Top Litigators 2020: Ghislaine Torres Bruner

Energy litigator brings a public health perspective to the industry

Ghislaine Torres Bruner

Ghislane Torres Bruner brings a public health perspective to energy litigation.

In Colorado, where state law now gives local governments and municipalities more control over oil and gas operations and public health and the environment are considered top priorities in approving oil and gas leases, that kind of perspective is invaluable. Torres Bruner’s practice isn’t only focused on Colorado, but she said she brings that community- and health-focused perspective to all of her energy and regulatory work.

“I was primarily a health lawyer,” Torres Bruner said. “And when I came out to Colorado … I realized that there was a lot of opposition to the energy industry, and I wanted to find a way for all parties to be able to sit at the table.”

Torres Bruner, a shareholder at Polsinelli saw numerous wins in energy litigation last year — when public health concerns came to a head with the passage of Senate Bill 181 in May — and she said she has a long list of out-of-court wins as well that represent her work bringing opposing parties together. And although 2019 might have been a big year, her work takes years to bubble up.

She said she and her team help clients in all of the planning and permitting stages of oil and gas or energy projects. 

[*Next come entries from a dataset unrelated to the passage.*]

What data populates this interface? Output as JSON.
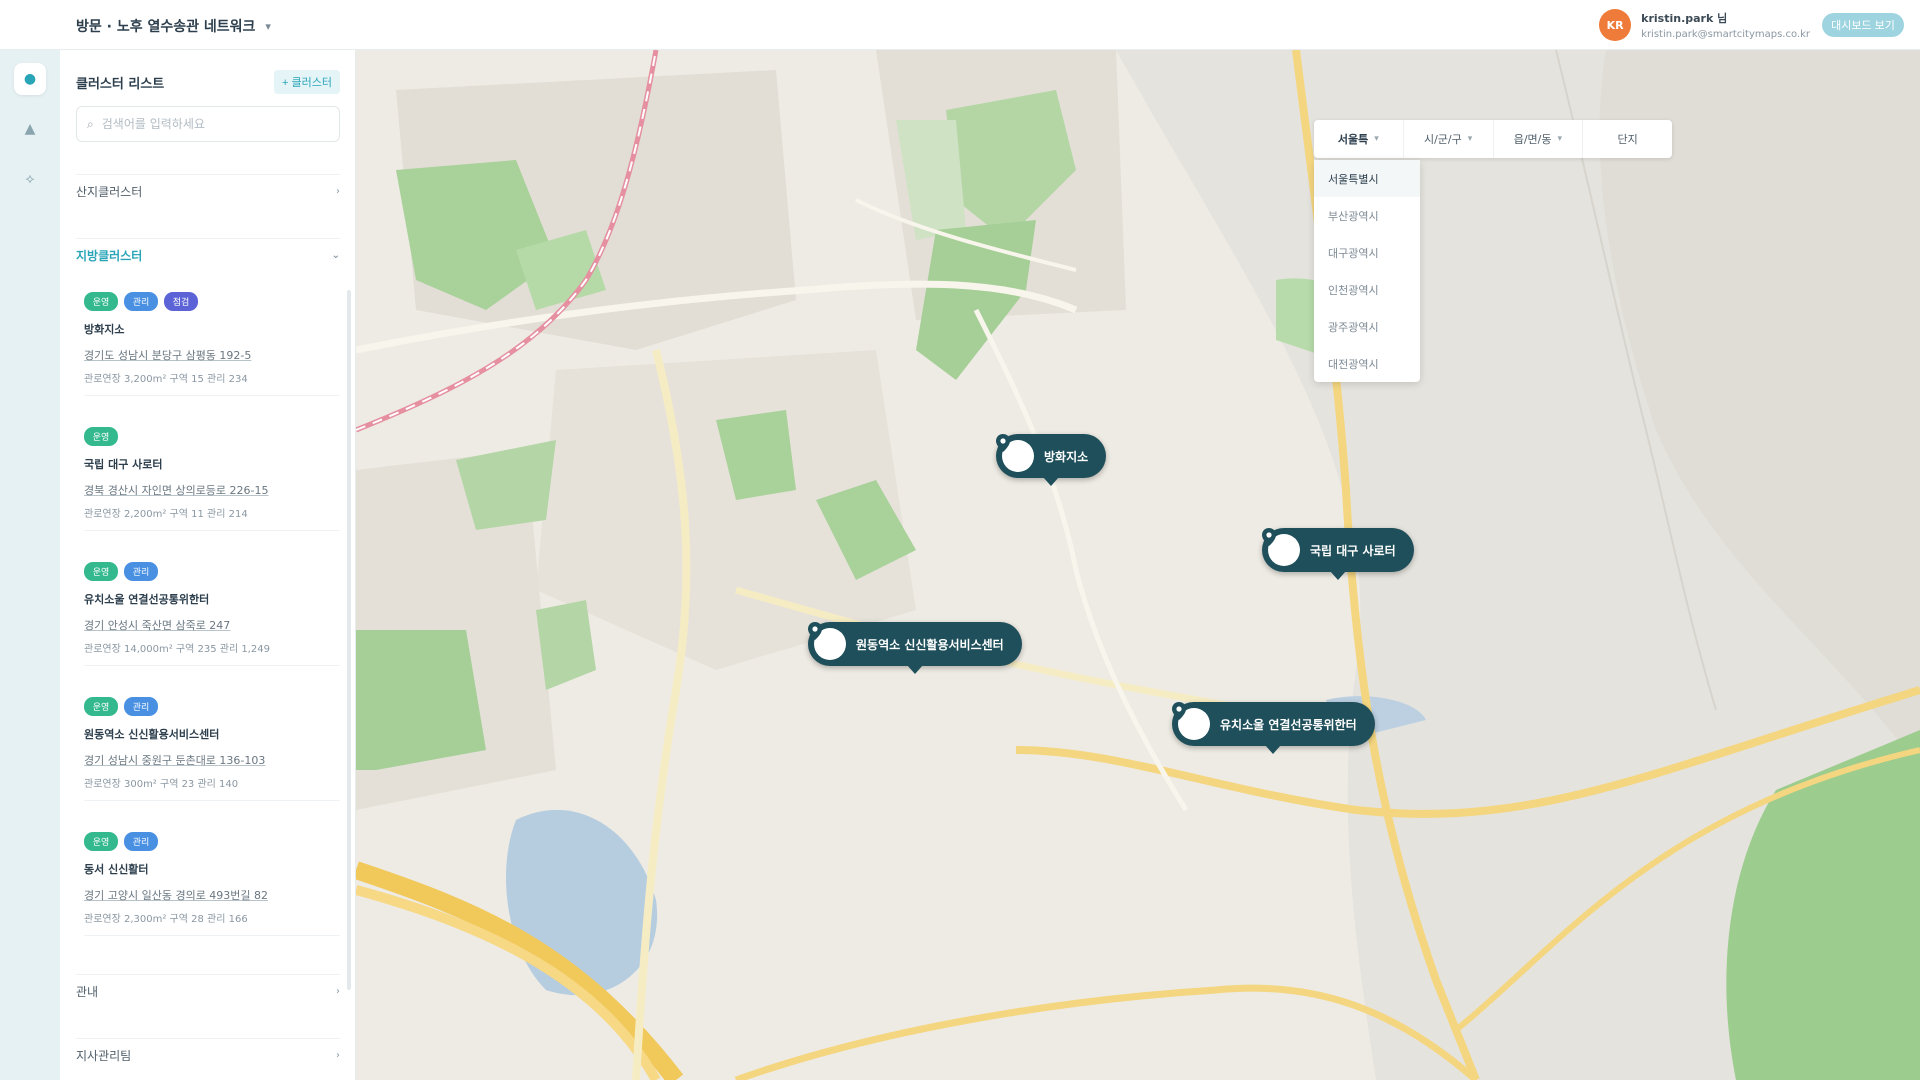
{
  "header": {
    "project_title": "방문 · 노후 열수송관 네트워크",
    "user_initials": "KR",
    "user_name": "kristin.park 님",
    "user_email": "kristin.park@smartcitymaps.co.kr",
    "action_label": "대시보드 보기"
  },
  "rail": {
    "items": [
      {
        "icon": "location-icon",
        "glyph": "●"
      },
      {
        "icon": "building-icon",
        "glyph": "▲"
      },
      {
        "icon": "share-icon",
        "glyph": "⟡"
      }
    ]
  },
  "panel": {
    "title": "클러스터 리스트",
    "add_label": "+ 클러스터",
    "search_placeholder": "검색어를 입력하세요",
    "sections": [
      {
        "label": "산지클러스터",
        "expanded": false
      },
      {
        "label": "지방클러스터",
        "expanded": true
      },
      {
        "label": "관내",
        "expanded": false
      },
      {
        "label": "지사관리팀",
        "expanded": false
      }
    ],
    "cards": [
      {
        "badges": [
          {
            "label": "운영",
            "color": "#34b98f"
          },
          {
            "label": "관리",
            "color": "#4a90e2"
          },
          {
            "label": "점검",
            "color": "#5b63d6"
          }
        ],
        "name": "방화지소",
        "address": "경기도 성남시 분당구 삼평동 192-5",
        "meta": "관로연장 3,200m²  구역 15  관리 234"
      },
      {
        "badges": [
          {
            "label": "운영",
            "color": "#34b98f"
          }
        ],
        "name": "국립 대구 사로터",
        "address": "경북 경산시 자인면 상의로등로 226-15",
        "meta": "관로연장 2,200m²  구역 11  관리 214"
      },
      {
        "badges": [
          {
            "label": "운영",
            "color": "#34b98f"
          },
          {
            "label": "관리",
            "color": "#4a90e2"
          }
        ],
        "name": "유치소울 연결선공통위한터",
        "address": "경기 안성시 죽산면 삼죽로 247",
        "meta": "관로연장 14,000m²  구역 235  관리 1,249"
      },
      {
        "badges": [
          {
            "label": "운영",
            "color": "#34b98f"
          },
          {
            "label": "관리",
            "color": "#4a90e2"
          }
        ],
        "name": "원동역소 신신활용서비스센터",
        "address": "경기 성남시 중원구 둔촌대로 136-103",
        "meta": "관로연장 300m²  구역 23  관리 140"
      },
      {
        "badges": [
          {
            "label": "운영",
            "color": "#34b98f"
          },
          {
            "label": "관리",
            "color": "#4a90e2"
          }
        ],
        "name": "동서 신신활터",
        "address": "경기 고양시 일산동 경의로 493번길 82",
        "meta": "관로연장 2,300m²  구역 28  관리 166"
      }
    ]
  },
  "map": {
    "filters": [
      {
        "label": "서울특",
        "selected": true
      },
      {
        "label": "시/군/구",
        "selected": false
      },
      {
        "label": "읍/면/동",
        "selected": false
      },
      {
        "label": "단지",
        "selected": false
      }
    ],
    "dropdown_options": [
      "서울특별시",
      "부산광역시",
      "대구광역시",
      "인천광역시",
      "광주광역시",
      "대전광역시"
    ],
    "markers": [
      {
        "label": "방화지소"
      },
      {
        "label": "국립 대구 사로터"
      },
      {
        "label": "원동역소 신신활용서비스센터"
      },
      {
        "label": "유치소울 연결선공통위한터"
      }
    ]
  }
}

“I’m building the record because most of these projects end up in litigation,” she said. “So when they come to me, it’s because they have a concern of whether they’re located near or within a community or if they have a concern with respect to environmental issues like a sensitive environmental area. By the time a case actually goes to court, most of my work has been done years before.” 

And through that work, she said, she brings a more team-based approach than what might be the norm. She learned from the corporate world and from her clients that holding regular status meetings and bringing in people from all experience levels and backgrounds can be the best way to solve a problem. 

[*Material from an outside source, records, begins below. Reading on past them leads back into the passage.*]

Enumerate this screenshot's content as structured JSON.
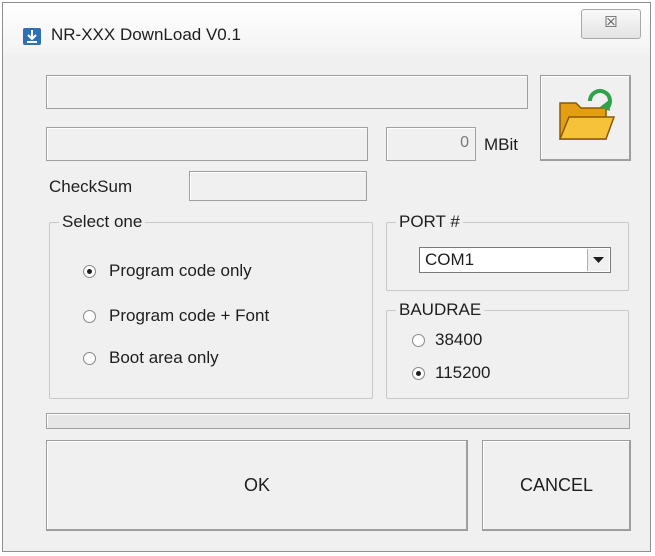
{
  "window": {
    "title": "NR-XXX DownLoad V0.1",
    "close_symbol": "☒"
  },
  "file_path": {
    "value": ""
  },
  "file_info": {
    "value": ""
  },
  "size": {
    "value": "0",
    "unit": "MBit"
  },
  "checksum": {
    "label": "CheckSum",
    "value": ""
  },
  "select_group": {
    "title": "Select one",
    "options": [
      {
        "label": "Program code only",
        "checked": true
      },
      {
        "label": "Program code + Font",
        "checked": false
      },
      {
        "label": "Boot area only",
        "checked": false
      }
    ]
  },
  "port_group": {
    "title": "PORT #",
    "selected": "COM1"
  },
  "baud_group": {
    "title": "BAUDRAE",
    "options": [
      {
        "label": "38400",
        "checked": false
      },
      {
        "label": "115200",
        "checked": true
      }
    ]
  },
  "progress": {
    "value": 0
  },
  "buttons": {
    "ok": "OK",
    "cancel": "CANCEL"
  },
  "icons": {
    "open": "open-folder-icon"
  },
  "colors": {
    "folder": "#f5b520",
    "arrow": "#2fa24a"
  }
}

“I’ve always said, I’m definitely not the smartest lawyer in the room. I don’t think anybody is the smartest lawyer in the room,” she said. “But if we all come together, we can be the smartest lawyer in the room.” 

Last year, she worked on several high-profile cases. In one significant case, she assisted Extraction Oil & Gas in a lawsuit filed by oil and gas protestors against Broomfield in an effort to nullify the company’s operator agreement.

Torres Bruner had begun work with that client in 2015, after it acquired assets including legacy wells and potential permits. Torres Bruner said she was brought in to engage with the community and go through the public process. She said they went through town halls and city council meetings and eventually formed an operator agreement, a contract between the city and Extraction with no third-party beneficiary. Immediately after, protestors filed a lawsuit alleging the agreement was made in violation of open meetings laws. Attorneys for Extraction filed for — and were granted — a motion to dismiss with prejudice. 

“That set the stage for a number of other actions,” Torres Bruner said. “The next challenge that came out dealt with the actual comprehensive drilling plan that was involved as part of that operating agreement.”

Activist group Wild Earth Guardians filed suit challenging the comprehensive drilling plan that Extraction submitted in support of the operator agreement. Extraction intervened in that case and again filed to have it dismissed.

In addition to the cases in Broomfield, Torres Bruner and Polsinelli attorneys defended against cases filed against individuals and companies over oil and gas operations. 

“It is really important to understand the energy industry and our needs every day. As much as we advocate in the energy industry, generally, for innovation and for advances in technology … there are still certain needs for the energy stance that we always hear about, and one of those components is the development of oil and gas and hydrocarbons,” she said. “So we really need a balance between the two. … I find myself really wanting to make sure that that we don’t lose an industry that is so important for our economy here in Colorado.”

Torres Bruner’s public health expertise isn’t all that sets her apart, though. She said she brings an “international perspective” to her practice as bilingual attorney. She was born in Puerto Rico with family from Panama, which she said gave her a look into some of the most contentious projects through Central and South America. And being able to work in both Spanish and English has advantages, as well. She said she can have conversations more easily with clients whose first language is Spanish, she can prepare documents in both languages, and on occasion, she can use it as a “secret weapon” in depositions. 

“I can never be deceived in a deposition,” she said. “If I’m just closing somebody with an interpreter, and the person is testifying, I definitely think something’s not right. Which is one of those secret skills I’ve had to put in place and for many years seems to be useful.”